I have a column of hours and minutes and I would like all values in the column to be in hours. So how do I divide only the columns values in minutes by 60 to get hours? I tried splitting the column by space to separate numbers and strings but I got stuck how to achieve the desire outcome.
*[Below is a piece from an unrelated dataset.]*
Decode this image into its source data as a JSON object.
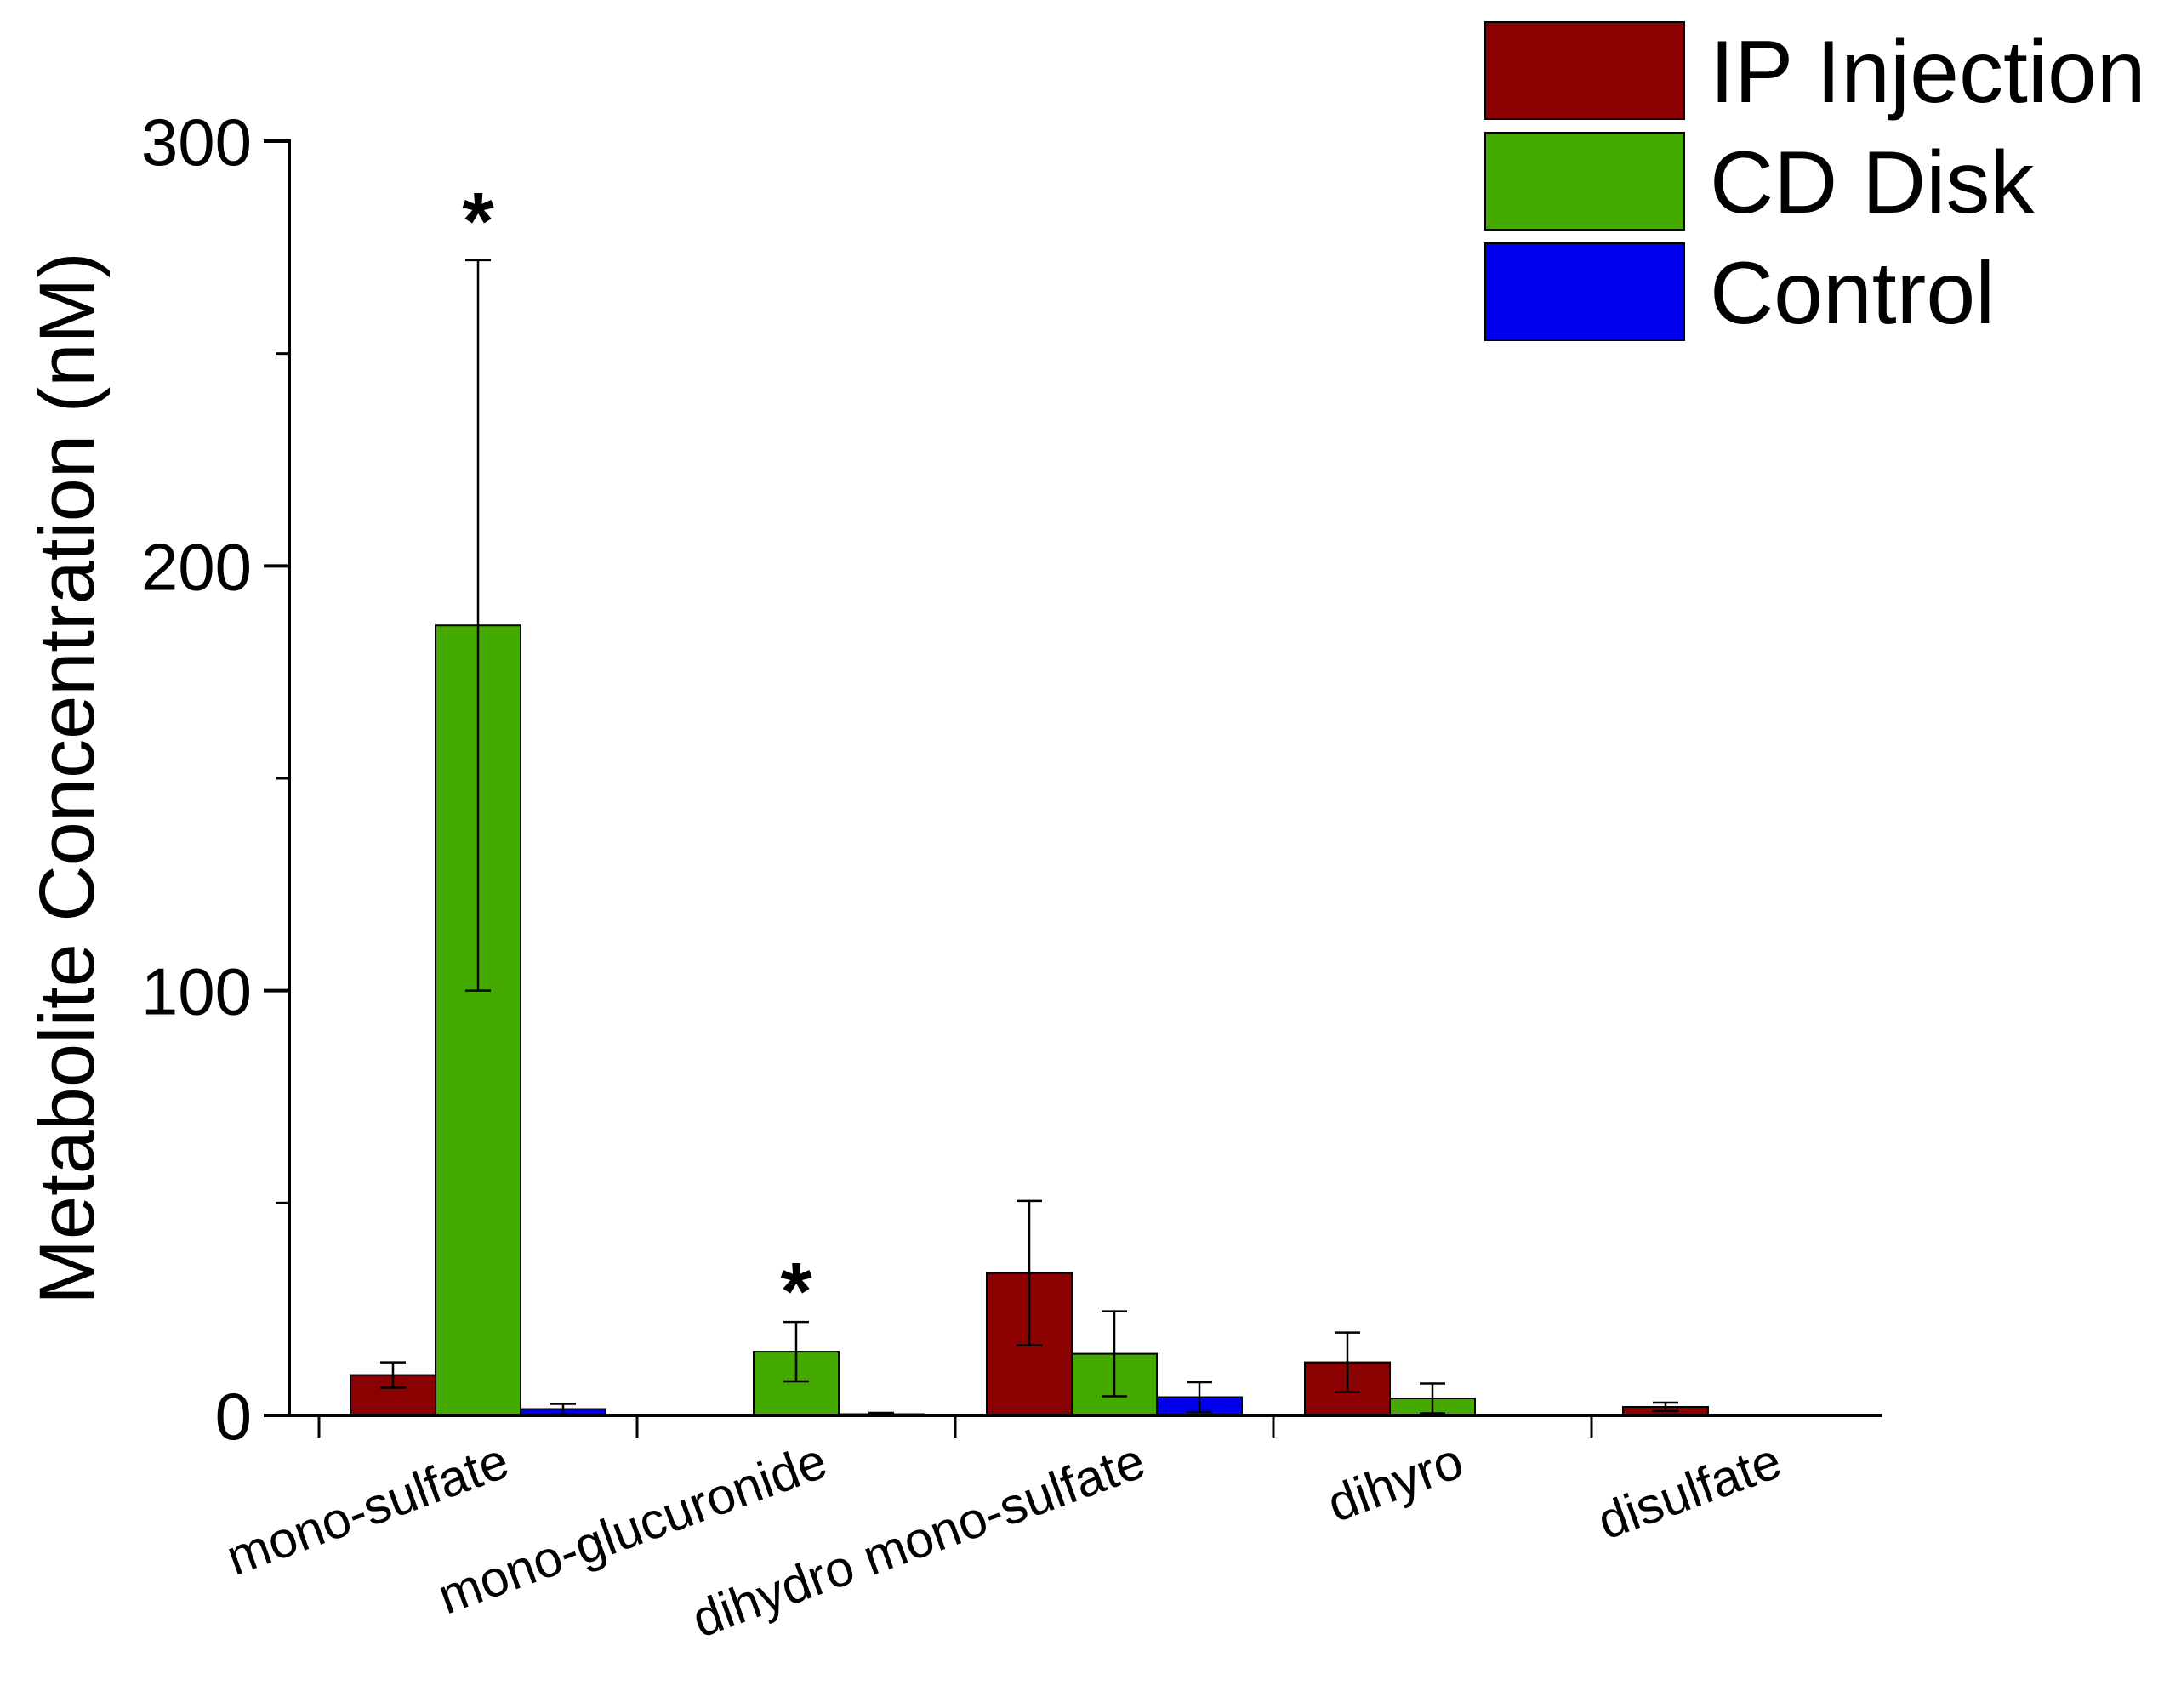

CodePudding user response:
Using a lambda with split.
df["content_duration"] = df["content_duration"].apply(
lambda x: round(int(x.split(" ")[0]) / 60, 2) if x.split(" ")[1] == "mins" else x.split(" ")[0]
)
print(df)
content_duration
0 1.5
1 1
2 1.5
3 1
4 0.62
5 0.73
CodePudding user response:
Use the replace() function to replace the units with their respective conversions. Then apply the pandas eval function to each value to do the necessary conversions. Then round to the desired number of decimal places.
# Create the dataframe
df = pd.DataFrame({"content_duration": ['1.5 hours','1 hour','1.5 hours','1 hour', '37 mins','44 mins']})
# Convert the units to numeric datatype
df['content_duration'] = (df['content_duration'].replace({' mins?':'/60',' hours?':'*1'}, regex=True))\
.apply(pd.eval)\
.round(1)
# Print the dataframe
print(df)
OUTPUT:
content_duration
0 1.5
1 1.0
2 1.5
3 1.0
4 0.6
5 0.7
CodePudding user response:
Pandas's to_timedelta
is very good at converting this, you just need to remove the s
from hours
/mins
:
df['hours'] = (pd.to_timedelta(df['content_duration']
.str.replace(r's\b', '', regex=True))
.dt.total_seconds().div(3600)
.round(2) # optional
)
Output:
content_duration hours
0 1.5 hours 1.50
1 1 hour 1.00
2 1.5 hours 1.50
3 1 hour 1.00
4 37 mins 0.62
5 44 mins 0.73
To have strings:
df['hours'] = (pd.to_timedelta(df['content_duration'].str.replace(r's\b', '', regex=True))
.dt.total_seconds().div(3600).round(2)
.astype(str).add(' hours')
)
output:
content_duration hours
0 1.5 hours 1.5 hours
1 1 hour 1.0 hours
2 1.5 hours 1.5 hours
3 1 hour 1.0 hours
4 37 mins 0.62 hours
5 44 mins 0.73 hours